1. ## Multiple Choice Question

Hi
I few question i am having trouble with:
1)P and Q lie on the curve $\displaystyle y=x^3$. The x coordinates of P and Q are 2 and (2+h) respectively. The gradient of chord PQ is:
A.$\displaystyle \frac{h^3-8}{h-2}$
B.$\displaystyle 12+6h$
C.12
D.$\displaystyle \frac{(2+h)^3-8}{h}$
E.$\displaystyle 12+6h+h^2$

2)The equation $\displaystyle logx=y(log3)+1$ is equivalent to the equation:
A.$\displaystyle x=10.3^y$
B.$\displaystyle x=30^y$
C.$\displaystyle x=3^y+10$
D.$\displaystyle x=y^3+10$
E.$\displaystyle x=10y^3$

3)If the angle between the lines 2y=8x+10 and 3x-6y=22 is $\displaystyle \theta$, then $\displaystyle tan\theta$ is best approximated by:
A)1.17 B)1.40 C)2 D)0.86 E)1

P.S

2. Originally Posted by Paymemoney
Hi
I few question i am having trouble with:
1)P and Q lie on the curve $\displaystyle y=x^3$. The x coordinates of P and Q are 2 and (2+h) respectively.
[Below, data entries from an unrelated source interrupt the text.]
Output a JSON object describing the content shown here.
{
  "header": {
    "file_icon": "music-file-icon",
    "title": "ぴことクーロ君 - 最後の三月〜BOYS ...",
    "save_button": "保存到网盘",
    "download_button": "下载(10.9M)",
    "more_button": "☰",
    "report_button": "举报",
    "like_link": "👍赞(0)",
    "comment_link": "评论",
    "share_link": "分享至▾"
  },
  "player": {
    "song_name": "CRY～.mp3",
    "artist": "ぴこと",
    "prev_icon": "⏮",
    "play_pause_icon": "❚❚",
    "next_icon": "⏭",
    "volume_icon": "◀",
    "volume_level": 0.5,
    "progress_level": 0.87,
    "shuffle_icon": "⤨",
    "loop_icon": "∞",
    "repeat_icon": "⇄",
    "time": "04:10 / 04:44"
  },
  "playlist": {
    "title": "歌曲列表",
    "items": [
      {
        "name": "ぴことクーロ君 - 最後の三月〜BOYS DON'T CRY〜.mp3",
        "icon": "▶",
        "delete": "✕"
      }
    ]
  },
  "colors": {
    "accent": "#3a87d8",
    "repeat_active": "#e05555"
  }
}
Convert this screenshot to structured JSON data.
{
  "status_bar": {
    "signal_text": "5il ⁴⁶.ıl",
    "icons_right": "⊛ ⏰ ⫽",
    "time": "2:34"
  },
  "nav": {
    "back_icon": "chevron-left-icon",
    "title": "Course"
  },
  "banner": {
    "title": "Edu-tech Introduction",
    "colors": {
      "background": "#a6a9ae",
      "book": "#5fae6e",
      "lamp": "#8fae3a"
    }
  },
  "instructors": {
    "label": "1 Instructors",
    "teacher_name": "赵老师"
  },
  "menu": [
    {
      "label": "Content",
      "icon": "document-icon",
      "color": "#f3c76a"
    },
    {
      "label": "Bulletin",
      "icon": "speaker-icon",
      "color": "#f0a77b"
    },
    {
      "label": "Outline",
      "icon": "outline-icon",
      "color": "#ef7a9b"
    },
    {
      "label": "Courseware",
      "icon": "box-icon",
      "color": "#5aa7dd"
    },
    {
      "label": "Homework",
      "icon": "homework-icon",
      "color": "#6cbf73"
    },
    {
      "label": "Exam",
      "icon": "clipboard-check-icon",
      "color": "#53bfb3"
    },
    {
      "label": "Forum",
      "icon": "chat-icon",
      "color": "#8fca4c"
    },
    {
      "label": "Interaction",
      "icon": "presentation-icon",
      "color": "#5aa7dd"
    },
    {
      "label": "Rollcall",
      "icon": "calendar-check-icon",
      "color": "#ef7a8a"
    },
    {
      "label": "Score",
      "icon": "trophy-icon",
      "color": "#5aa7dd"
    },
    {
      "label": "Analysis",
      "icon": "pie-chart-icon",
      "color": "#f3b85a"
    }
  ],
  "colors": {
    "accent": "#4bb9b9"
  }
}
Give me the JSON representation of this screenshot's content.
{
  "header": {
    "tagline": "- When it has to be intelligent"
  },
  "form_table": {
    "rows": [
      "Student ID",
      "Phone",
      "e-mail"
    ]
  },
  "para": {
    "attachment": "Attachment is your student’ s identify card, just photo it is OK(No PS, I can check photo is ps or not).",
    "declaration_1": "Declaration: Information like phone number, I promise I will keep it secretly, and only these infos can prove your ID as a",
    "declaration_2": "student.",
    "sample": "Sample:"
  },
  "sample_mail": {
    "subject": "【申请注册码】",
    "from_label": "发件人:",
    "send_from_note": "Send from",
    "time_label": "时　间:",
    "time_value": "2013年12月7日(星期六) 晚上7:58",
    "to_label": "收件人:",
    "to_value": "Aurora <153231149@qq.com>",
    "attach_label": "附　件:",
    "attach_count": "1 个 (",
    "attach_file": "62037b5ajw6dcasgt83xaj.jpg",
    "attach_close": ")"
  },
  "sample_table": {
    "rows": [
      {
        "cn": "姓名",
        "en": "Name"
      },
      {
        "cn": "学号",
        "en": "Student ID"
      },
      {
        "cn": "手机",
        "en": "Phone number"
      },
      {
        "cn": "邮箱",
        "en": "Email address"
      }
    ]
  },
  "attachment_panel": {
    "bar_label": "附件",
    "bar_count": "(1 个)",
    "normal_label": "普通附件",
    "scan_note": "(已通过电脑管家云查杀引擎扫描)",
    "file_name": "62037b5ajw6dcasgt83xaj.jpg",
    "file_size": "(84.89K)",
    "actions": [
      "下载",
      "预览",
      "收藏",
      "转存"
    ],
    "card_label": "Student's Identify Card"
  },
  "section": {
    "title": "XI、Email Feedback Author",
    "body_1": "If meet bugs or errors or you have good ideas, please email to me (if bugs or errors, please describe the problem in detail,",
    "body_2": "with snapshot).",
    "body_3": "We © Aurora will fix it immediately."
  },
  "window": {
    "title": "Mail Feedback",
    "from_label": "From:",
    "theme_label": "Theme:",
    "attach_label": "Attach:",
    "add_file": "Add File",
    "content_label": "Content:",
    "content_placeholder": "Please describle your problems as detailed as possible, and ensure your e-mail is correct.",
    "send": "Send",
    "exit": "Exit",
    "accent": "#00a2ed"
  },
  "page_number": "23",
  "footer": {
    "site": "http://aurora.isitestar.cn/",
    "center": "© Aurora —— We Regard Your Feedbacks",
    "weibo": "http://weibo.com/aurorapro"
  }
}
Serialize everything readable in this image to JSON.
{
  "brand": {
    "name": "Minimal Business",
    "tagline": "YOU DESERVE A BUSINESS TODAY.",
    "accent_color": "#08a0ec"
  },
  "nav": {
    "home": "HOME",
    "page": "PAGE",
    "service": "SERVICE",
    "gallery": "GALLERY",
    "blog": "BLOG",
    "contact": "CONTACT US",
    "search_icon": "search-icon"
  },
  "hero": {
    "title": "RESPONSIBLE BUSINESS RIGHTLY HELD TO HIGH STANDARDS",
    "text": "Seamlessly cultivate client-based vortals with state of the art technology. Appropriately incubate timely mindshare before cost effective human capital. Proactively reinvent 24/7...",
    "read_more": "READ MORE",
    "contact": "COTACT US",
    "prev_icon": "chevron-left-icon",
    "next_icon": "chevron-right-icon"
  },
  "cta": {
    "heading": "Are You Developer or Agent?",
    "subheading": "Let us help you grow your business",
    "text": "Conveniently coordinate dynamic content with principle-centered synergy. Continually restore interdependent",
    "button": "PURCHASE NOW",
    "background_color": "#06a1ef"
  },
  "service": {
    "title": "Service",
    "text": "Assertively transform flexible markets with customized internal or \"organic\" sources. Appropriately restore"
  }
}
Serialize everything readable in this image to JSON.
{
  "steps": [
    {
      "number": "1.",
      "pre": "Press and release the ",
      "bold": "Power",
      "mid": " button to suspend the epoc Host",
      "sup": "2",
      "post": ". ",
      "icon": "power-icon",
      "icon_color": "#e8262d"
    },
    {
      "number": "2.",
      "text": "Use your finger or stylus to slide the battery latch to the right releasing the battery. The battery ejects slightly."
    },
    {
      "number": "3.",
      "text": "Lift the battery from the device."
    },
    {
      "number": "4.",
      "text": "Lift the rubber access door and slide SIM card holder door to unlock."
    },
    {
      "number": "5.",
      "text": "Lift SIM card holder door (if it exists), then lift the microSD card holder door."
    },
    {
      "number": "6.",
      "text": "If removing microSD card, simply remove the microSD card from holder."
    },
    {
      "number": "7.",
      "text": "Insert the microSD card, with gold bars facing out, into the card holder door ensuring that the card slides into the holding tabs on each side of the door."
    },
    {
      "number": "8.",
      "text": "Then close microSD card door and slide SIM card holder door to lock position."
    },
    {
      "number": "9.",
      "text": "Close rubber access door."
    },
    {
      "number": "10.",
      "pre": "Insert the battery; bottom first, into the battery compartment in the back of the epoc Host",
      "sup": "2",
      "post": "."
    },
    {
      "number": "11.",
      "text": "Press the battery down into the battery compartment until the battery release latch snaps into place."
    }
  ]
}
The gradient of chord PQ is:
A.$\displaystyle \frac{h^3-8}{h-2}$
B.$\displaystyle 12+6h$
C.12
D.$\displaystyle \frac{(2+h)^3-8}{h}$
E.$\displaystyle 12+6h+h^2$

2)The equation $\displaystyle logx=y(log3)+1$ is equivalent to the equation:
A.$\displaystyle x=10.3^y$
B.$\displaystyle x=30^y$
C.$\displaystyle x=3^y+10$
D.$\displaystyle x=y^3+10$
E.$\displaystyle x=10y^3$

3)If the angle between the lines 2y=8x+10 and 3x-6y=22 is $\displaystyle \theta$, then $\displaystyle tan\theta$ is best approximated by:
A)1.17 B)1.40 C)2 D)0.86 E)1

P.S
You should only ask one question in a thread in the future

1. P = (2,8) and Q= ([2+h], [2+h]^3)

The gradient, m, is equal to $\displaystyle \frac{\Delta y}{\Delta x} = \frac{(2+h)^3-8}{(2+h-2)}$

You don't even need to expand the cubic to see the answer

======================================

2. $\displaystyle x = 10^{ylog_{10}3+1}$. Use the laws of exponents to simplify

3. ok this is what i got for question 2

$\displaystyle x=10log3^y+1$

$\displaystyle 10log = 1$

$\displaystyle 3^y+10^1$

$\displaystyle x=3^y+10$

Answer says its $\displaystyle x=10.3^y$

4. Originally Posted by Paymemoney
ok this is what i got for question 2

$\displaystyle x=10log3^y+1$

$\displaystyle 10log = 1$ <--- where did you get this from?

$\displaystyle 3^y+10^1$

$\displaystyle x=3^y+10$

Answer says its $\displaystyle x=10.3^y$
The way I would have done it is to say that $\displaystyle c^ac^b = c^{a+b}$

$\displaystyle 10^{log3^y+1} = 10^{log3^y} \cdot 10^1 = 10 \cdot 3^y$

5. Originally Posted by Paymemoney
ok this is what i got for question 2

$\displaystyle x=10log3^y+1$
You mean $\displaystyle x= 10^{log 3^y+ 1}$ and that is equal to $\displaystyle 10^1(10^{log 3^y})= 10(3^y)$

$\displaystyle 10log = 1$

$\displaystyle 3^y+10^1$

$\displaystyle x=3^y+10$

Answer says its $\displaystyle x=10.3^y$